On the trial of one charged with attempted larceny from the house it was improper for the solicitor in his argument to the jury to state as follows: “This is not the first time the defendant has been charged with stealing; he was charged and convicted once before for stealing from Mulligan’s store, and he was involved with the same negro as in this case, Harper Miller,” when there was no evidence on which to base such a statement and the defendant’s counsel immediately objected thereto and moved for a mistrial, the court merely stating in reply to the objection: “Gentlemen of the jury, you heard the evidence and know whether or not the statement made by the solicitor came from the. witness.” While the State is the accuser in criminal cases, it will not permit its representatives to use unfair means against the accused pending the trial, or to comment upon facts not put in evidence, or make remarks calculated to prejudice the accused in the minds of the jury.
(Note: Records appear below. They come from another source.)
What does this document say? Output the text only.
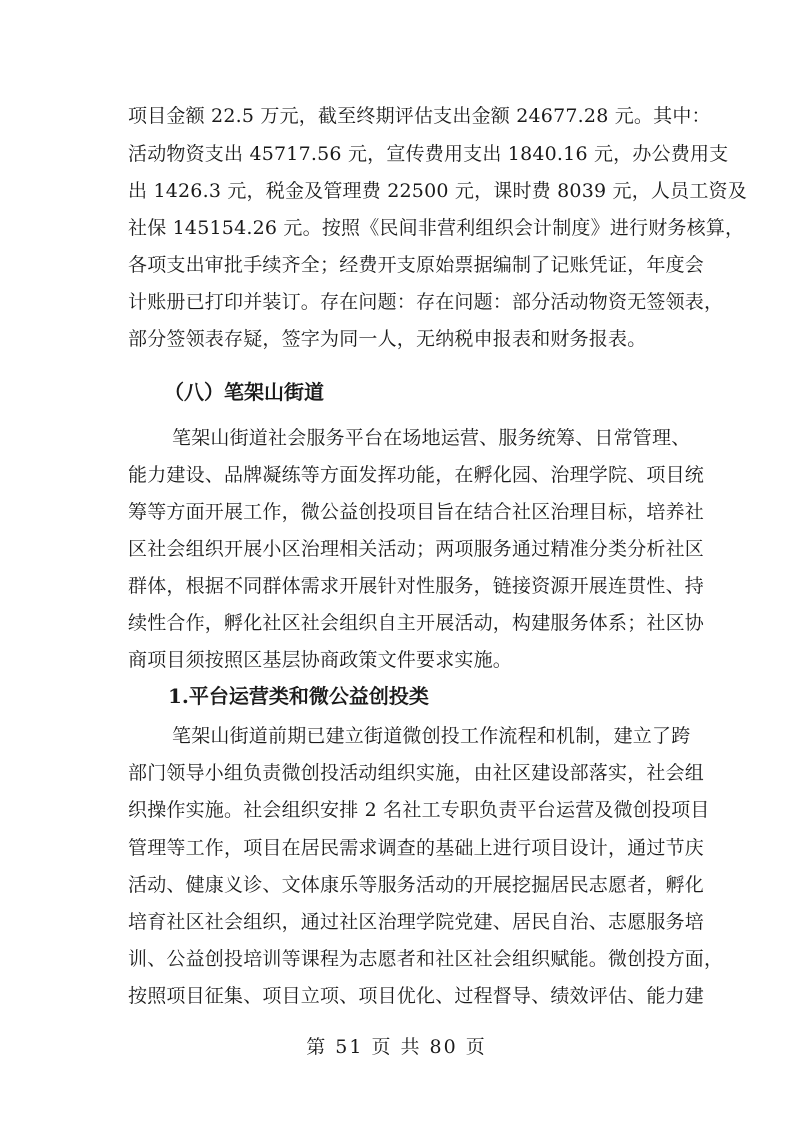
项目金额 22.5 万元，截至终期评估支出金额 24677.28 元。其中：
活动物资支出 45717.56 元，宣传费用支出 1840.16 元，办公费用支
出 1426.3 元，税金及管理费 22500 元，课时费 8039 元，人员工资及
社保 145154.26 元。按照《民间非营利组织会计制度》进行财务核算，
各项支出审批手续齐全；经费开支原始票据编制了记账凭证，年度会
计账册已打印并装订。存在问题：存在问题：部分活动物资无签领表，
部分签领表存疑，签字为同一人，无纳税申报表和财务报表。
（八）笔架山街道
笔架山街道社会服务平台在场地运营、服务统筹、日常管理、
能力建设、品牌凝练等方面发挥功能，在孵化园、治理学院、项目统
筹等方面开展工作，微公益创投项目旨在结合社区治理目标，培养社
区社会组织开展小区治理相关活动；两项服务通过精准分类分析社区
群体，根据不同群体需求开展针对性服务，链接资源开展连贯性、持
续性合作，孵化社区社会组织自主开展活动，构建服务体系；社区协
商项目须按照区基层协商政策文件要求实施。
1.平台运营类和微公益创投类
笔架山街道前期已建立街道微创投工作流程和机制，建立了跨
部门领导小组负责微创投活动组织实施，由社区建设部落实，社会组
织操作实施。社会组织安排 2 名社工专职负责平台运营及微创投项目
管理等工作，项目在居民需求调查的基础上进行项目设计，通过节庆
活动、健康义诊、文体康乐等服务活动的开展挖掘居民志愿者，孵化
培育社区社会组织，通过社区治理学院党建、居民自治、志愿服务培
训、公益创投培训等课程为志愿者和社区社会组织赋能。微创投方面，
按照项目征集、项目立项、项目优化、过程督导、绩效评估、能力建
第 51 页 共 80 页
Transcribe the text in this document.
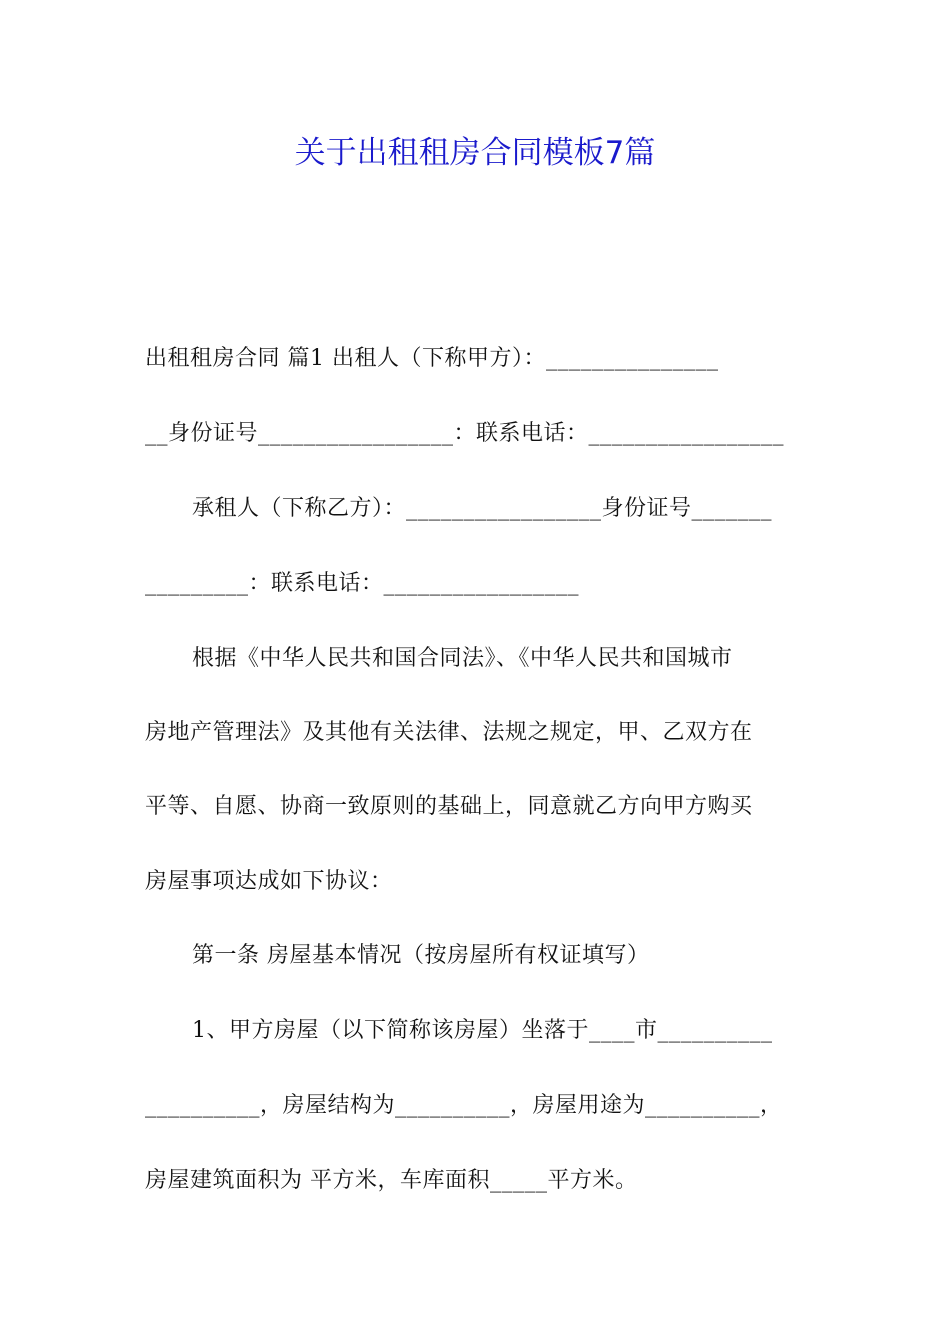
关于出租租房合同模板7篇
出租租房合同 篇1 出租人（下称甲方）：_______________
__身份证号_________________：联系电话：_________________
承租人（下称乙方）：_________________身份证号_______
_________：联系电话：_________________
根据《中华人民共和国合同法》、《中华人民共和国城市
房地产管理法》及其他有关法律、法规之规定，甲、乙双方在
平等、自愿、协商一致原则的基础上，同意就乙方向甲方购买
房屋事项达成如下协议：
第一条 房屋基本情况（按房屋所有权证填写）
1、甲方房屋（以下简称该房屋）坐落于____市__________
__________，房屋结构为__________，房屋用途为__________，
房屋建筑面积为 平方米，车库面积_____平方米。
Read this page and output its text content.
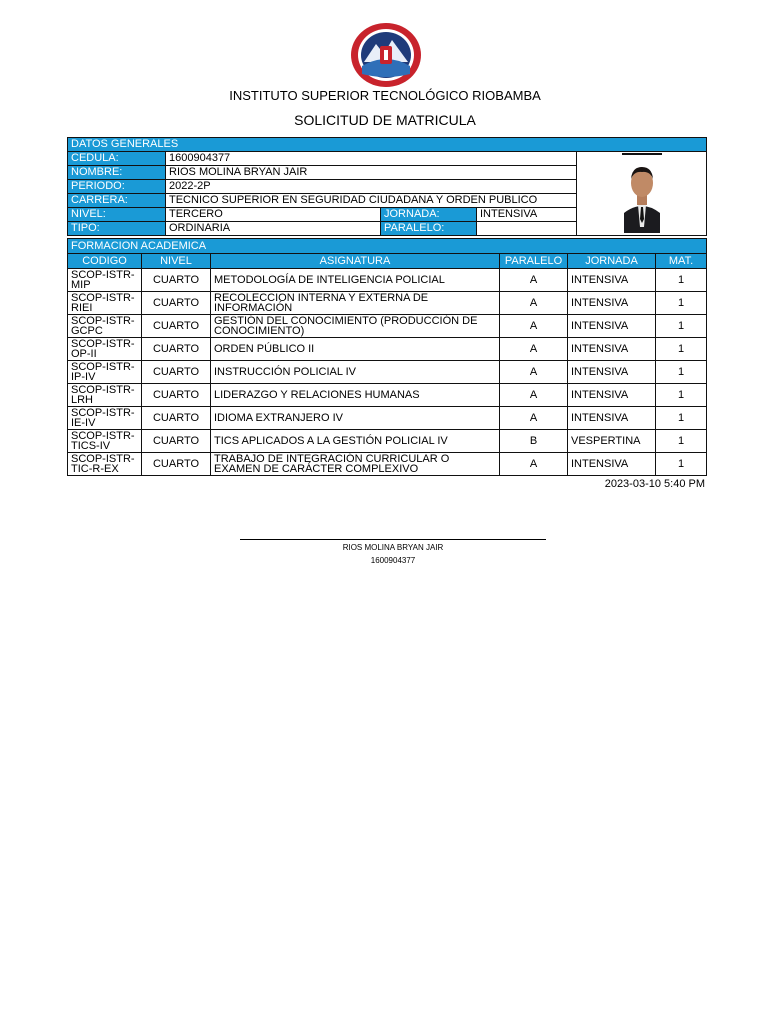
INSTITUTO SUPERIOR TECNOLÓGICO RIOBAMBA
SOLICITUD DE MATRICULA
DATOS GENERALES				
CEDULA:	1600904377			
NOMBRE:	RIOS MOLINA BRYAN JAIR			
PERIODO:	2022-2P			
CARRERA:	TECNICO SUPERIOR EN SEGURIDAD CIUDADANA Y ORDEN PUBLICO			
NIVEL:	TERCERO	JORNADA:	INTENSIVA	
TIPO:	ORDINARIA	PARALELO:		
FORMACION ACADEMICA					
CODIGO	NIVEL	ASIGNATURA	PARALELO	JORNADA	MAT.
SCOP-ISTR-MIP	CUARTO	METODOLOGÍA DE INTELIGENCIA POLICIAL	A	INTENSIVA	1
SCOP-ISTR-RIEI	CUARTO	RECOLECCION INTERNA Y EXTERNA DE INFORMACIÓN	A	INTENSIVA	1
SCOP-ISTR-GCPC	CUARTO	GESTIÓN DEL CONOCIMIENTO (PRODUCCIÓN DE CONOCIMIENTO)	A	INTENSIVA	1
SCOP-ISTR-OP-II	CUARTO	ORDEN PÚBLICO II	A	INTENSIVA	1
SCOP-ISTR-IP-IV	CUARTO	INSTRUCCIÓN POLICIAL IV	A	INTENSIVA	1
SCOP-ISTR-LRH	CUARTO	LIDERAZGO Y RELACIONES HUMANAS	A	INTENSIVA	1
SCOP-ISTR-IE-IV	CUARTO	IDIOMA EXTRANJERO IV	A	INTENSIVA	1
SCOP-ISTR-TICS-IV	CUARTO	TICS APLICADOS A LA GESTIÓN POLICIAL IV	B	VESPERTINA	1
SCOP-ISTR-TIC-R-EX	CUARTO	TRABAJO DE INTEGRACIÓN CURRICULAR O EXAMEN DE CARÁCTER COMPLEXIVO	A	INTENSIVA	1
2023-03-10 5:40 PM
RIOS MOLINA BRYAN JAIR
1600904377
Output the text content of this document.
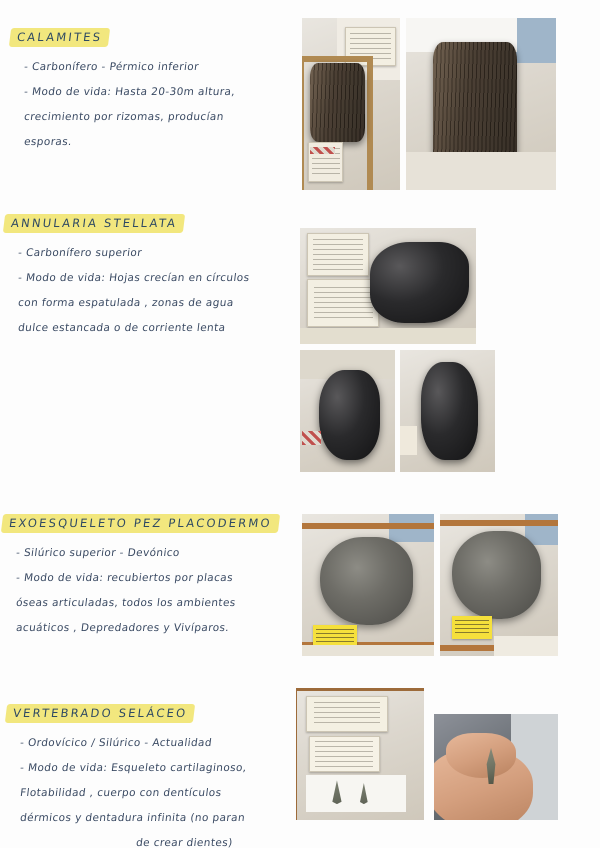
CALAMITES
- Carbonífero - Pérmico inferior
- Modo de vida: Hasta 20-30m altura,
crecimiento por rizomas, producían
esporas.
ANNULARIA STELLATA
- Carbonífero superior
- Modo de vida: Hojas crecían en círculos
con forma espatulada , zonas de agua
dulce estancada o de corriente lenta
EXOESQUELETO PEZ PLACODERMO
- Silúrico superior - Devónico
- Modo de vida: recubiertos por placas
óseas articuladas, todos los ambientes
acuáticos , Depredadores y Vivíparos.
VERTEBRADO SELÁCEO
- Ordovícico / Silúrico - Actualidad
- Modo de vida: Esqueleto cartilaginoso,
Flotabilidad , cuerpo con dentículos
dérmicos y dentadura infinita (no paran
de crear dientes)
Bennett v. State, 86 Ga. 401 (12 S. E. 806, 12 L. R. A. 449, 22 Am. St. R. 465); Veazey v. Glover, 47 Ga. App. 826 (171 S. E. 732), and cit.; Pelham & Havana R. Co. v. Elliott, 11 Ga. App. 621 (75 S. E. 1062); Morris v. Maddox, 97 Ga. 575 (25 S. E. 487); Southern Ry. Co. v. Gentle, 36 Ga. App. 11 (135 S. E. 105); Ivey v. State, 113 Ga. 1062 (39 S. E. 423, 54 L. R. A. 959); Fair v. State, 168 Ga. 409 (148 S. E. 144); Bryan v. State, 36 Ga. App. 656 (137 S. E. 797); Smoot v. State, 146 Ga. 76 (90 S. E. 715); Butler v. State, 142 Ga. 286 (82 S. E. 654).
Judgment reversed.
Broyles, O. J., and MacIntyre, J., concur.